I do drive, though I drive an old saloon that's ridiculously low (by choice, we met through modified cars) and isn't massively reliable, so that's for sale now which breaks my heart more than the break up.

@wtfisgoingonhere21 I'm friendly with his parents, because I'm not a massive 4 year old, and never bring the marriage issues to them, I just act as though nothings happened. Ultimately, everything I do will get reported back to him, can I turn up looking rough and sad, how I obviously am feeling? Nope! I've spent about £70 on myself this week, which I haven't done for years and it's not even a lot of money!
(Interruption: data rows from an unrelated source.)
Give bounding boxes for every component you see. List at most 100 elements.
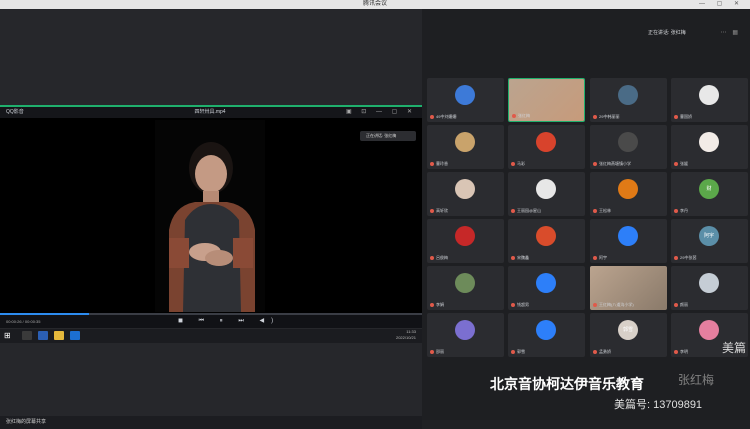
- player-titlebar: QQ影音 四轩卅具.mp4 ▣ ⊡ — ▢ ✕: [0, 107, 422, 118]
- participant-tile[interactable]: 张红梅燕塘镇小学: [590, 125, 667, 169]
- participant-tile[interactable]: 阿宇 29中张茜: [671, 219, 748, 263]
- participant-tile[interactable]: 颜丽: [671, 266, 748, 310]
- avatar-icon: [536, 273, 556, 293]
- avatar-icon: [699, 320, 719, 340]
- participant-tile[interactable]: 财李丹: [671, 172, 748, 216]
- participant-name: 张红梅燕塘镇小学: [593, 161, 631, 167]
- participant-tile[interactable]: 钱超男: [508, 266, 585, 310]
- player-filename: 四轩卅具.mp4: [194, 109, 226, 115]
- windows-taskbar: ⊞ 11:33 2022/10/21: [0, 329, 422, 343]
- mic-muted-icon: [674, 161, 678, 166]
- avatar-icon: 阿宇: [699, 226, 719, 246]
- mic-muted-icon: [674, 208, 678, 213]
- participant-name: 29中韩丽丽: [593, 114, 619, 120]
- avatar-icon: [618, 85, 638, 105]
- participant-tile[interactable]: 郭雪 孟勇娇: [590, 313, 667, 357]
- windows-start-icon[interactable]: ⊞: [4, 331, 11, 340]
- avatar-icon: 财: [699, 179, 719, 199]
- avatar-icon: [699, 273, 719, 293]
- participant-name: 王松林: [593, 208, 611, 214]
- participant-tile[interactable]: 49中刘姗姗: [427, 78, 504, 122]
- participant-name: 吕俊梅: [430, 255, 448, 261]
- window-controls[interactable]: — ▢ ✕: [699, 0, 744, 9]
- participant-tile[interactable]: 郭雪: [508, 313, 585, 357]
- participant-tile[interactable]: 王松林: [590, 172, 667, 216]
- avatar-icon: [455, 273, 475, 293]
- mic-muted-icon: [511, 349, 515, 354]
- video-player-window: QQ影音 四轩卅具.mp4 ▣ ⊡ — ▢ ✕ 正在讲话: 张红梅 00:00:…: [0, 105, 422, 328]
- mic-muted-icon: [674, 114, 678, 119]
- participant-tile[interactable]: 张红梅: [508, 78, 585, 122]
- participant-tile[interactable]: 宋魏鑫: [508, 219, 585, 263]
- speaker-indicator: 正在讲话: 张红梅: [360, 131, 416, 141]
- window-title: 腾讯会议: [362, 1, 387, 7]
- tencent-meeting-app-icon[interactable]: [38, 331, 48, 340]
- teacher-video-image: [155, 120, 265, 312]
- mic-muted-icon: [593, 255, 597, 260]
- participant-tile[interactable]: 马彩: [508, 125, 585, 169]
- window-titlebar: 腾讯会议 — ▢ ✕: [0, 0, 750, 9]
- taskbar-apps: [22, 331, 80, 340]
- mic-muted-icon: [430, 208, 434, 213]
- avatar-icon: [455, 320, 475, 340]
- participant-tile[interactable]: 王红梅(八道沟小学): [590, 266, 667, 310]
- avatar-icon: [455, 132, 475, 152]
- mic-muted-icon: [430, 349, 434, 354]
- mic-muted-icon: [511, 161, 515, 166]
- participant-tile[interactable]: 曹国娇: [671, 78, 748, 122]
- participant-name: 李娟: [430, 302, 444, 308]
- participant-name: 颜丽: [674, 302, 688, 308]
- screen-share-label: 张红梅的屏幕共享: [6, 419, 47, 425]
- participant-tile[interactable]: 曹玲香: [427, 125, 504, 169]
- participant-tile[interactable]: 29中韩丽丽: [590, 78, 667, 122]
- participant-name: 张红梅: [512, 113, 530, 119]
- file-explorer-app-icon[interactable]: [54, 331, 64, 340]
- mic-muted-icon: [511, 208, 515, 213]
- mic-muted-icon: [511, 302, 515, 307]
- mic-muted-icon: [593, 114, 597, 119]
- participant-tile[interactable]: 邵丽: [427, 313, 504, 357]
- participant-name: 49中刘姗姗: [430, 114, 456, 120]
- playback-buttons[interactable]: ◼ ⏮ ⏸ ⏭ ◀): [178, 315, 280, 328]
- avatar-icon: [536, 320, 556, 340]
- participant-tile[interactable]: 高轩欣: [427, 172, 504, 216]
- participant-tile[interactable]: 李娟: [427, 266, 504, 310]
- mic-muted-icon: [593, 161, 597, 166]
- participant-name: 马彩: [511, 161, 525, 167]
- screen-share-bar: 张红梅的屏幕共享: [0, 416, 422, 429]
- participant-tile[interactable]: 张媛: [671, 125, 748, 169]
- system-tray-clock[interactable]: 11:33 2022/10/21: [396, 329, 416, 341]
- mic-muted-icon: [511, 255, 515, 260]
- speaking-text: 正在讲话: 张红梅: [648, 30, 686, 36]
- avatar-icon: [536, 132, 556, 152]
- avatar-icon: [618, 132, 638, 152]
- panel-options-icon[interactable]: ⋯ ▦: [721, 27, 740, 39]
- qq-player-app-icon[interactable]: [70, 331, 80, 340]
- meipian-logo: 美篇: [721, 341, 746, 355]
- player-window-controls[interactable]: ▣ ⊡ — ▢ ✕: [346, 107, 416, 118]
- mic-muted-icon: [430, 255, 434, 260]
- participants-panel: 正在讲话: 张红梅 ⋯ ▦ 49中刘姗姗 张红梅 29中韩丽丽 曹国娇 曹玲香 马彩 张红梅…: [422, 9, 750, 420]
- player-source[interactable]: QQ影音: [6, 107, 24, 118]
- mic-muted-icon: [674, 302, 678, 307]
- search-app-icon[interactable]: [22, 331, 32, 340]
- participant-tile[interactable]: 阿宇: [590, 219, 667, 263]
- participant-name: 张媛: [674, 161, 688, 167]
- participant-name: 阿宇: [593, 255, 607, 261]
- participant-name: 李明: [674, 349, 688, 355]
- avatar-icon: [618, 179, 638, 199]
- mic-muted-icon: [430, 114, 434, 119]
- participant-name: 王丽园@星山: [511, 208, 541, 214]
- avatar-icon: [455, 85, 475, 105]
- mic-muted-icon: [674, 255, 678, 260]
- participant-tile[interactable]: 吕俊梅: [427, 219, 504, 263]
- avatar-icon: [536, 226, 556, 246]
- avatar-icon: [699, 132, 719, 152]
- avatar-icon: [455, 226, 475, 246]
- participant-name: 钱超男: [511, 302, 529, 308]
- avatar-icon: [699, 85, 719, 105]
- avatar-icon: [618, 226, 638, 246]
- watermark-ghost-text: 张红梅: [678, 373, 715, 387]
- participant-tile[interactable]: 王丽园@星山: [508, 172, 585, 216]
- mic-muted-icon: [430, 302, 434, 307]
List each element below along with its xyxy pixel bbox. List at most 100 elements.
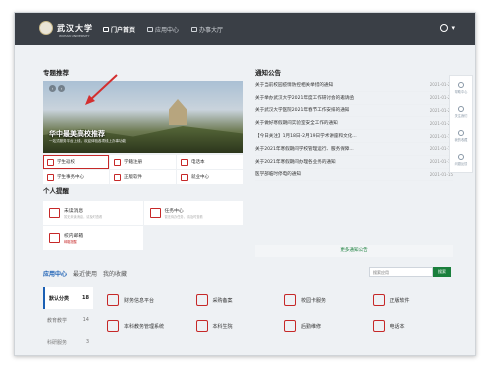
- nav-app-center[interactable]: 应用中心: [147, 25, 179, 34]
- more-notices-button[interactable]: 更多通知公告: [255, 245, 453, 257]
- tile-phonebook[interactable]: 电话本: [177, 155, 243, 169]
- reminder-title: 个人提醒: [43, 187, 69, 195]
- nav-service-hall[interactable]: 办事大厅: [191, 25, 223, 34]
- app-procurement[interactable]: 采购备案: [188, 287, 277, 313]
- app-search-button[interactable]: 搜索: [433, 267, 451, 277]
- phonebook-icon: [181, 158, 188, 166]
- notice-text: 关于做好寒假期间实验室安全工作的通知: [255, 121, 338, 127]
- rail-follow[interactable]: 关注我们: [450, 100, 472, 124]
- rail-favorites[interactable]: 我的收藏: [450, 124, 472, 148]
- category-research[interactable]: 科研服务 3: [43, 331, 93, 353]
- browser-frame: 武汉大学 WUHAN UNIVERSITY 门户首页 应用中心 办事大厅 ▾ 专…: [14, 12, 476, 356]
- app-search-input[interactable]: [369, 267, 433, 277]
- career-icon: [181, 173, 188, 181]
- university-seal-icon: [39, 21, 53, 35]
- app-maintenance[interactable]: 后勤维修: [276, 313, 365, 339]
- logo[interactable]: 武汉大学 WUHAN UNIVERSITY: [39, 21, 93, 38]
- user-menu[interactable]: ▾: [440, 24, 455, 32]
- tile-label: 学籍注册: [124, 160, 142, 165]
- tile-student-return[interactable]: 学生返校: [43, 155, 109, 169]
- chevron-down-icon: ▾: [451, 24, 455, 32]
- reminder-item-title: 任务中心: [164, 209, 184, 214]
- notice-title: 通知公告: [255, 69, 281, 77]
- category-default[interactable]: 默认分类 18: [43, 287, 93, 309]
- nav-app-center-label: 应用中心: [155, 27, 180, 34]
- app-label: 电话本: [389, 323, 405, 330]
- category-count: 14: [82, 317, 89, 323]
- app-undergrad-school[interactable]: 本科生院: [188, 313, 277, 339]
- app-licensed-software[interactable]: 正版软件: [365, 287, 454, 313]
- student-icon: [47, 158, 54, 166]
- notice-text: 关于当前校园疫情防控相关举措的通知: [255, 82, 334, 88]
- tile-label: 学生事务中心: [57, 175, 84, 180]
- notice-row[interactable]: 关于举办武汉大学2021年度工作研讨会的邀请函 2021-01-21: [255, 92, 453, 105]
- right-rail: 帮助中心 关注我们 我的收藏 问题反馈: [449, 75, 473, 173]
- notice-text: 医学部临时停电的通知: [255, 172, 301, 178]
- grid-icon: [458, 106, 464, 112]
- notice-row[interactable]: 关于武汉大学医院2021年春节工作安排的通知 2021-01-20: [255, 105, 453, 118]
- reminder-item-sub: 邮箱提醒: [64, 240, 77, 244]
- home-icon: [103, 27, 109, 32]
- notice-text: 关于2021年寒假期间办理各业务的通知: [255, 159, 336, 165]
- unread-messages[interactable]: 未读消息 暂无未读消息，请及时查看: [43, 201, 143, 225]
- prev-arrow-icon[interactable]: ‹: [49, 85, 56, 92]
- top-bar: 武汉大学 WUHAN UNIVERSITY 门户首页 应用中心 办事大厅 ▾: [15, 13, 475, 45]
- app-center: 应用中心 最近使用 我的收藏 搜索 默认分类 18 教育教学 14 科研服务: [43, 267, 454, 355]
- rail-help[interactable]: 帮助中心: [450, 76, 472, 100]
- finance-icon: [107, 294, 119, 306]
- notice-list: 关于当前校园疫情防控相关举措的通知 2021-01-21 关于举办武汉大学2021年…: [255, 79, 453, 182]
- notice-row[interactable]: 【今日关注】1月18日-2月19日学术讲座和文化... 2021-01-18: [255, 130, 453, 143]
- notice-row[interactable]: 关于当前校园疫情防控相关举措的通知 2021-01-21: [255, 79, 453, 92]
- notice-text: 关于举办武汉大学2021年度工作研讨会的邀请函: [255, 95, 354, 101]
- notice-row[interactable]: 关于2021年寒假期间学校管理运行、服务保障... 2021-01-18: [255, 143, 453, 156]
- affairs-icon: [47, 173, 54, 181]
- hall-icon: [191, 27, 198, 32]
- main-nav: 门户首页 应用中心 办事大厅: [103, 25, 223, 34]
- app-finance[interactable]: 财务信息平台: [99, 287, 188, 313]
- tab-favorites[interactable]: 我的收藏: [103, 269, 127, 278]
- tile-label: 学生返校: [57, 160, 75, 165]
- category-teaching[interactable]: 教育教学 14: [43, 309, 93, 331]
- category-count: 3: [85, 339, 89, 345]
- featured-banner[interactable]: ‹ › 华中最美高校推荐 一站式服务平台上线，欢迎体验各项线上办事功能: [43, 81, 243, 153]
- tile-career-center[interactable]: 就业中心: [177, 170, 243, 184]
- category-label: 科研服务: [47, 339, 68, 346]
- wrench-icon: [284, 320, 296, 332]
- main-content: 专题推荐 ‹ › 华中最美高校推荐 一站式服务平台上线，欢迎体验各项线上办事功能…: [43, 57, 454, 355]
- star-icon: [458, 130, 464, 136]
- rail-label: 问题反馈: [454, 162, 468, 166]
- notice-row[interactable]: 医学部临时停电的通知 2021-01-15: [255, 169, 453, 182]
- featured-header: 专题推荐: [43, 57, 243, 81]
- campus-mail[interactable]: 校内邮箱 邮箱提醒: [43, 226, 143, 250]
- reminder-item-sub: 暂无待办任务，请及时查看: [164, 215, 203, 219]
- app-label: 校园卡服务: [301, 297, 327, 304]
- notice-row[interactable]: 关于2021年寒假期间办理各业务的通知 2021-01-15: [255, 156, 453, 169]
- notice-row[interactable]: 关于做好寒假期间实验室安全工作的通知 2021-01-20: [255, 117, 453, 131]
- notice-text: 【今日关注】1月18日-2月19日学术讲座和文化...: [255, 134, 357, 140]
- mail-icon: [49, 233, 60, 243]
- app-campus-card[interactable]: 校园卡服务: [276, 287, 365, 313]
- tile-label: 就业中心: [191, 175, 209, 180]
- task-center[interactable]: 任务中心 暂无待办任务，请及时查看: [143, 201, 243, 225]
- notice-panel: 通知公告 关于当前校园疫情防控相关举措的通知 2021-01-21 关于举办武汉大学…: [255, 57, 453, 257]
- personal-reminders: 个人提醒 未读消息 暂无未读消息，请及时查看 任务中心 暂无待办任务，请及时查看: [43, 185, 243, 259]
- app-categories: 默认分类 18 教育教学 14 科研服务 3: [43, 287, 93, 353]
- rail-label: 帮助中心: [454, 90, 468, 94]
- tile-enrollment[interactable]: 学籍注册: [110, 155, 176, 169]
- tab-app-center[interactable]: 应用中心: [43, 269, 67, 278]
- app-academic-affairs[interactable]: 本科教务管理系统: [99, 313, 188, 339]
- category-label: 默认分类: [49, 295, 70, 302]
- tile-licensed-software[interactable]: 正版软件: [110, 170, 176, 184]
- tab-recent[interactable]: 最近使用: [73, 269, 97, 278]
- app-phonebook[interactable]: 电话本: [365, 313, 454, 339]
- academic-icon: [107, 320, 119, 332]
- nav-home[interactable]: 门户首页: [103, 25, 135, 34]
- reminder-item-sub: 暂无未读消息，请及时查看: [64, 215, 103, 219]
- rail-feedback[interactable]: 问题反馈: [450, 148, 472, 172]
- app-label: 采购备案: [212, 297, 233, 304]
- tile-student-affairs[interactable]: 学生事务中心: [43, 170, 109, 184]
- next-arrow-icon[interactable]: ›: [58, 85, 65, 92]
- banner-arrows: ‹ ›: [49, 85, 65, 92]
- nav-service-hall-label: 办事大厅: [199, 27, 224, 34]
- notice-text: 关于2021年寒假期间学校管理运行、服务保障...: [255, 146, 354, 152]
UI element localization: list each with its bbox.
@altlife I don't think they'd use her like that, though they have done things which I massively disagree with and I'm always having to nag them about little stuff. I picked her up today, she's just woken from a 30 min nap and by time I drove her the 1 mile home, she was so wet her nappy had leaked. I've told them hundreds of times she needs changing every few hours unless dirty. They don't. Silly bits like that, but I don't think they'd ever do anything purposely daft.

OP posts:
Eileen101 · 20/04/2021 22:08

You'll be so much better without him and your daughter will learn boundaries to help her future relationships.

I can't get over his telling you to pack his bags and his response to you asking him for help with his own child.

DriftGames · 20/04/2021 22:08

@CattingTime no just a useless twat.